Turkish Court Sentences Erdogan’s Biggest Rival Gets a Jail Term
Outrage over a jail term for Turkish President Recep Tayyip Erdogan’s most formidable political rival will bring disparate opposition leaders together in a rally for the first time on Thursday.
The six leaders will meet in Istanbul to show support for the city’s mayor, Ekrem Imamoglu, who was convicted on Wednesday of insulting election officials, six months ahead of a crucial ballot.
Dubbed the Nation Alliance, those parties have drawn together in opposition to Erdogan.
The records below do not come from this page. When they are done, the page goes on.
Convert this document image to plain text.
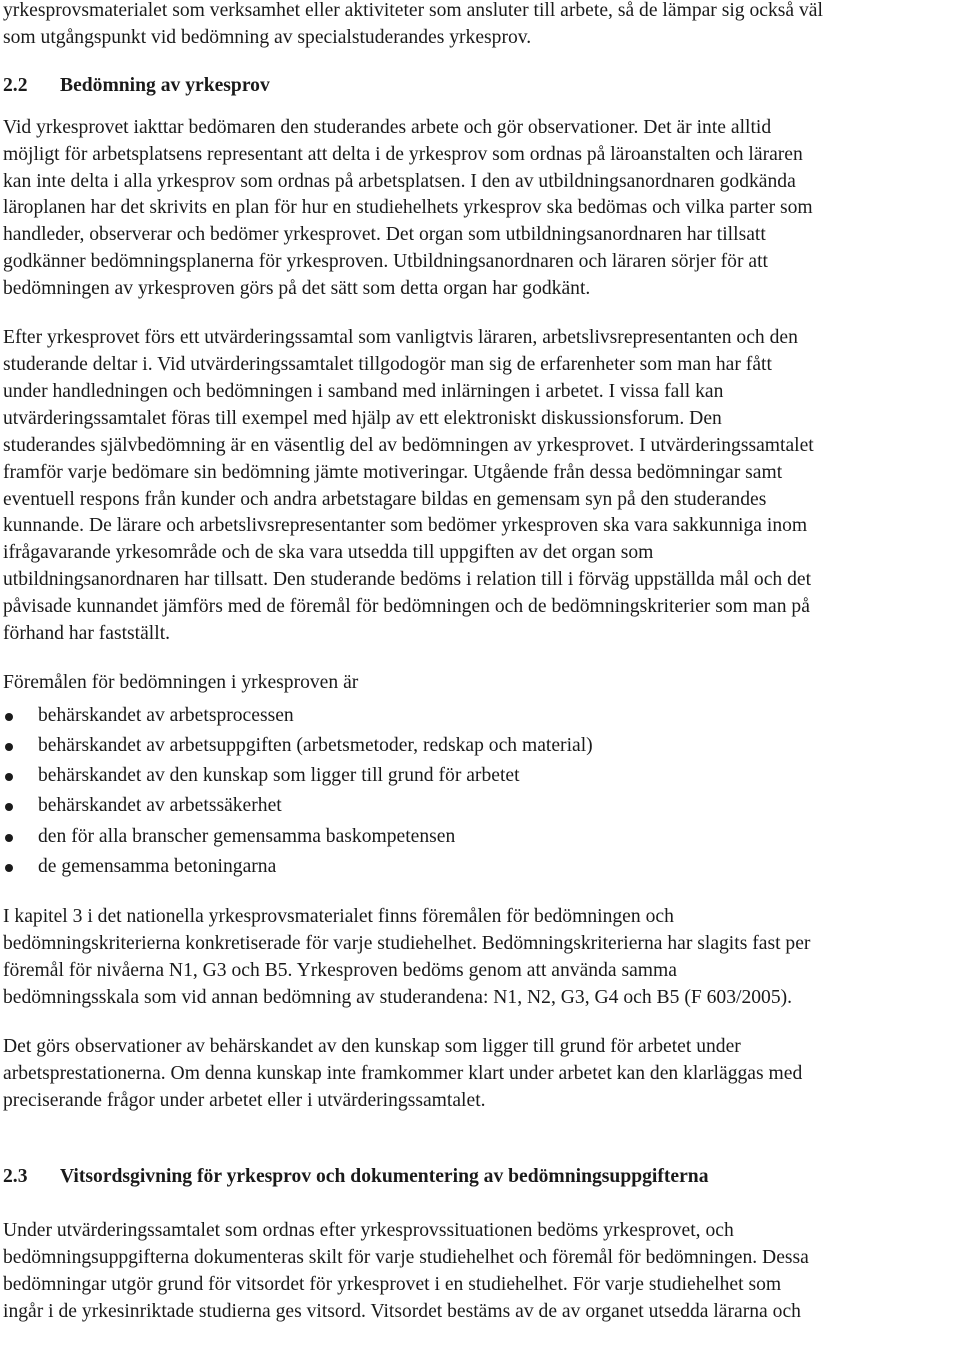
yrkesprovsmaterialet som verksamhet eller aktiviteter som ansluter till arbete, så de lämpar sig också väl
som utgångspunkt vid bedömning av specialstuderandes yrkesprov.

2.2	Bedömning av yrkesprov

Vid yrkesprovet iakttar bedömaren den studerandes arbete och gör observationer. Det är inte alltid
möjligt för arbetsplatsens representant att delta i de yrkesprov som ordnas på läroanstalten och läraren
kan inte delta i alla yrkesprov som ordnas på arbetsplatsen. I den av utbildningsanordnaren godkända
läroplanen har det skrivits en plan för hur en studiehelhets yrkesprov ska bedömas och vilka parter som
handleder, observerar och bedömer yrkesprovet. Det organ som utbildningsanordnaren har tillsatt
godkänner bedömningsplanerna för yrkesproven. Utbildningsanordnaren och läraren sörjer för att
bedömningen av yrkesproven görs på det sätt som detta organ har godkänt.

Efter yrkesprovet förs ett utvärderingssamtal som vanligtvis läraren, arbetslivsrepresentanten och den
studerande deltar i. Vid utvärderingssamtalet tillgodogör man sig de erfarenheter som man har fått
under handledningen och bedömningen i samband med inlärningen i arbetet. I vissa fall kan
utvärderingssamtalet föras till exempel med hjälp av ett elektroniskt diskussionsforum. Den
studerandes självbedömning är en väsentlig del av bedömningen av yrkesprovet. I utvärderingssamtalet
framför varje bedömare sin bedömning jämte motiveringar. Utgående från dessa bedömningar samt
eventuell respons från kunder och andra arbetstagare bildas en gemensam syn på den studerandes
kunnande. De lärare och arbetslivsrepresentanter som bedömer yrkesproven ska vara sakkunniga inom
ifrågavarande yrkesområde och de ska vara utsedda till uppgiften av det organ som
utbildningsanordnaren har tillsatt. Den studerande bedöms i relation till i förväg uppställda mål och det
påvisade kunnandet jämförs med de föremål för bedömningen och de bedömningskriterier som man på
förhand har fastställt.

Föremålen för bedömningen i yrkesproven är

behärskandet av arbetsprocessen
behärskandet av arbetsuppgiften (arbetsmetoder, redskap och material)
behärskandet av den kunskap som ligger till grund för arbetet
behärskandet av arbetssäkerhet
den för alla branscher gemensamma baskompetensen
de gemensamma betoningarna

I kapitel 3 i det nationella yrkesprovsmaterialet finns föremålen för bedömningen och
bedömningskriterierna konkretiserade för varje studiehelhet. Bedömningskriterierna har slagits fast per
föremål för nivåerna N1, G3 och B5. Yrkesproven bedöms genom att använda samma
bedömningsskala som vid annan bedömning av studerandena: N1, N2, G3, G4 och B5 (F 603/2005).

Det görs observationer av behärskandet av den kunskap som ligger till grund för arbetet under
arbetsprestationerna. Om denna kunskap inte framkommer klart under arbetet kan den klarläggas med
preciserande frågor under arbetet eller i utvärderingssamtalet.

2.3	Vitsordsgivning för yrkesprov och dokumentering av bedömningsuppgifterna

Under utvärderingssamtalet som ordnas efter yrkesprovssituationen bedöms yrkesprovet, och
bedömningsuppgifterna dokumenteras skilt för varje studiehelhet och föremål för bedömningen. Dessa
bedömningar utgör grund för vitsordet för yrkesprovet i en studiehelhet. För varje studiehelhet som
ingår i de yrkesinriktade studierna ges vitsord. Vitsordet bestäms av de av organet utsedda lärarna och
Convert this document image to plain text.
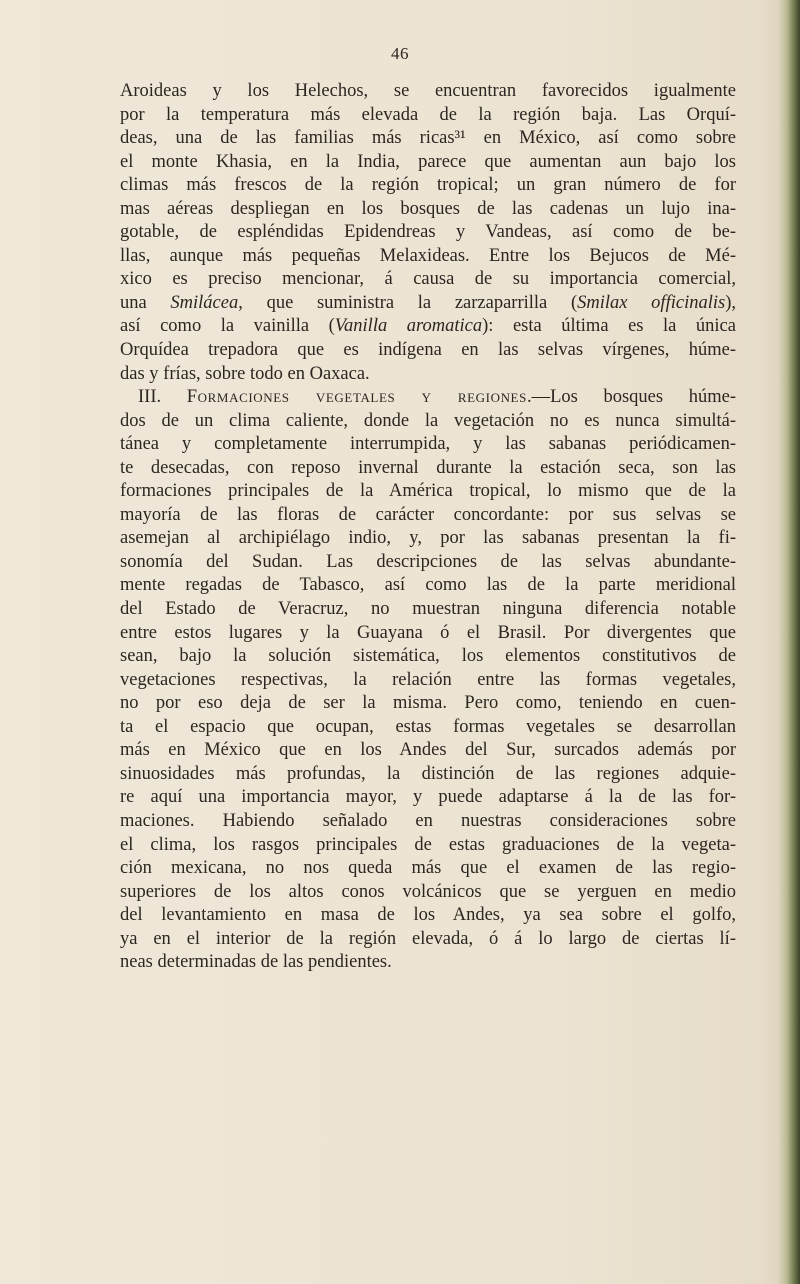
46
Aroideas y los Helechos, se encuentran favorecidos igualmente
por la temperatura más elevada de la región baja. Las Orquí-
deas, una de las familias más ricas³¹ en México, así como sobre
el monte Khasia, en la India, parece que aumentan aun bajo los
climas más frescos de la región tropical; un gran número de for
mas aéreas despliegan en los bosques de las cadenas un lujo ina-
gotable, de espléndidas Epidendreas y Vandeas, así como de be-
llas, aunque más pequeñas Melaxideas. Entre los Bejucos de Mé-
xico es preciso mencionar, á causa de su importancia comercial,
una Smilácea, que suministra la zarzaparrilla (Smilax officinalis),
así como la vainilla (Vanilla aromatica): esta última es la única
Orquídea trepadora que es indígena en las selvas vírgenes, húme-
das y frías, sobre todo en Oaxaca.
III. Formaciones vegetales y regiones.—Los bosques húme-
dos de un clima caliente, donde la vegetación no es nunca simultá-
tánea y completamente interrumpida, y las sabanas periódicamen-
te desecadas, con reposo invernal durante la estación seca, son las
formaciones principales de la América tropical, lo mismo que de la
mayoría de las floras de carácter concordante: por sus selvas se
asemejan al archipiélago indio, y, por las sabanas presentan la fi-
sonomía del Sudan. Las descripciones de las selvas abundante-
mente regadas de Tabasco, así como las de la parte meridional
del Estado de Veracruz, no muestran ninguna diferencia notable
entre estos lugares y la Guayana ó el Brasil. Por divergentes que
sean, bajo la solución sistemática, los elementos constitutivos de
vegetaciones respectivas, la relación entre las formas vegetales,
no por eso deja de ser la misma. Pero como, teniendo en cuen-
ta el espacio que ocupan, estas formas vegetales se desarrollan
más en México que en los Andes del Sur, surcados además por
sinuosidades más profundas, la distinción de las regiones adquie-
re aquí una importancia mayor, y puede adaptarse á la de las for-
maciones. Habiendo señalado en nuestras consideraciones sobre
el clima, los rasgos principales de estas graduaciones de la vegeta-
ción mexicana, no nos queda más que el examen de las regio-
superiores de los altos conos volcánicos que se yerguen en medio
del levantamiento en masa de los Andes, ya sea sobre el golfo,
ya en el interior de la región elevada, ó á lo largo de ciertas lí-
neas determinadas de las pendientes.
But they have faced backlash from supporters for failing to provide a unified stance or even put forward a single candidate to face Erdogan, Turkey’s longest-serving leader.
They remain unlikely to announce Imamoglu as their joint candidate just yet, but the court ruling has injected dynamism into the presidential race.
“The ruling is unlikely to swiftly knock out Imamoglu as a potential candidate,” Emre Peker, Europe director for Eurasia Group, said in an emailed note. “Imamoglu’s trial stands to galvanize the opposition.”
Markets showed signs of a rebound on Thursday after investors sold Turkish assets and the lira declined the previous day over the court ruling.
Erdogan was making ground among undecided voters in recent months and had the upper hand against the opposition. That’s despite a cost-of-living crisis, with food inflation at more than 100%.
Some of the rebound in support has been down to the president’s role in navigating the standoff between Russia and Turkey’s western allies, analysts say, but also the state of the opposition.
The parties have been at odds over the choice of their joint candidate. The main opposition party CHP has been pushing for its head, Kemal Kilicdaroglu, who’s led it to losses against Erdogan in nine separate elections.
Imamoglu, also a member of the CHP, is more popular, younger and has a wider appeal, according to opinion polls. And he comes with a track record that no other potential contender has: he beat Erdogan’s party twice at the ballot box.
Uncertainty Ahead
It’s still unclear how the court ruling could affect Imamoglu’s ability to stand in elections. He’ll continue to serve as Istanbul’s mayor pending appeals of Wednesday’s ruling to higher courts.
Their decision is unlikely in the coming months due to the massive backlog of cases courts consider. But the process can be expedited, in which case Imamoglu can find himself exonerated or barred from politics while still on the campaign trail.
The 52-year-old mayor of Turkey’s largest city won the municipal vote by a tiny margin in March 2019, but election officials decided to annul the result amid pressure from Erdogan’s aides. In a ballot do-over, Imamoglu won by a landslide.
He also showed his appeal could reach Erdogan’s traditional electoral base. Videos that showed him reciting Islam’s holy book inside a historic Istanbul mosque went viral during the 2019 local election campaign. His last name means “son of an imam” and resonates with the country’s religiously conservative voter base.
It was the mayor’s rapid rise that put him in harm’s way.
Months after Imamoglu took office, he said people who pushed for an annulment of the ballot outcome were fools. Election judges sued him in response on the grounds that he insulted public officials — a crime in Turkey — and spurred a years-long judicial process that led to his conviction.
Now What
CHP leader Kilicdaroglu is resisting the idea of naming Imamoglu as the candidate despite growing pressure on him to step aside and support a more popular contender, according to officials of opposition parties familiar with the discussions.
Iyi Party, the second-biggest member of the opposition bloc, sees the mayor as their best chance to defeat Erdogan. But the party’s chairwoman, Meral Aksener, is unlikely to rush the bloc into a decision on the candidate, the people said, asking not to be identified while discussing internal deliberations.
Those considerations will prevent an immediate announcement on Imamoglu’s candidacy, who will continue to serve as Istanbul’s mayor until appeals of Wednesday’s ruling are heard.
The turmoil around Imamoglu’s conviction has parallels in Erdogan’s own ascent to power.
Imamoglu’s conviction will provide a similar boost to the opposition, Iyi’s Aksener said. Ruling party officials are dismissing similarities, saying that Imamoglu can still go free should the conviction be overturned.
The Turkish president himself lost his seat as Istanbul’s mayor more than two decades ago after he was imprisoned for reciting a poem that courts said incited religious hatred. Erdogan’s political career got a boost from his imprisonment, catapulting him to the leadership of the newly-established AK Party shortly after he came out of jail.
As for Erdogan, the president made clear on Thursday that he has no plans to exit the political scene any time soon. Even the end of a possible new presidential term in 2028 “doesn’t mean Tayyip Erdogan would quit politics,” he told reporters.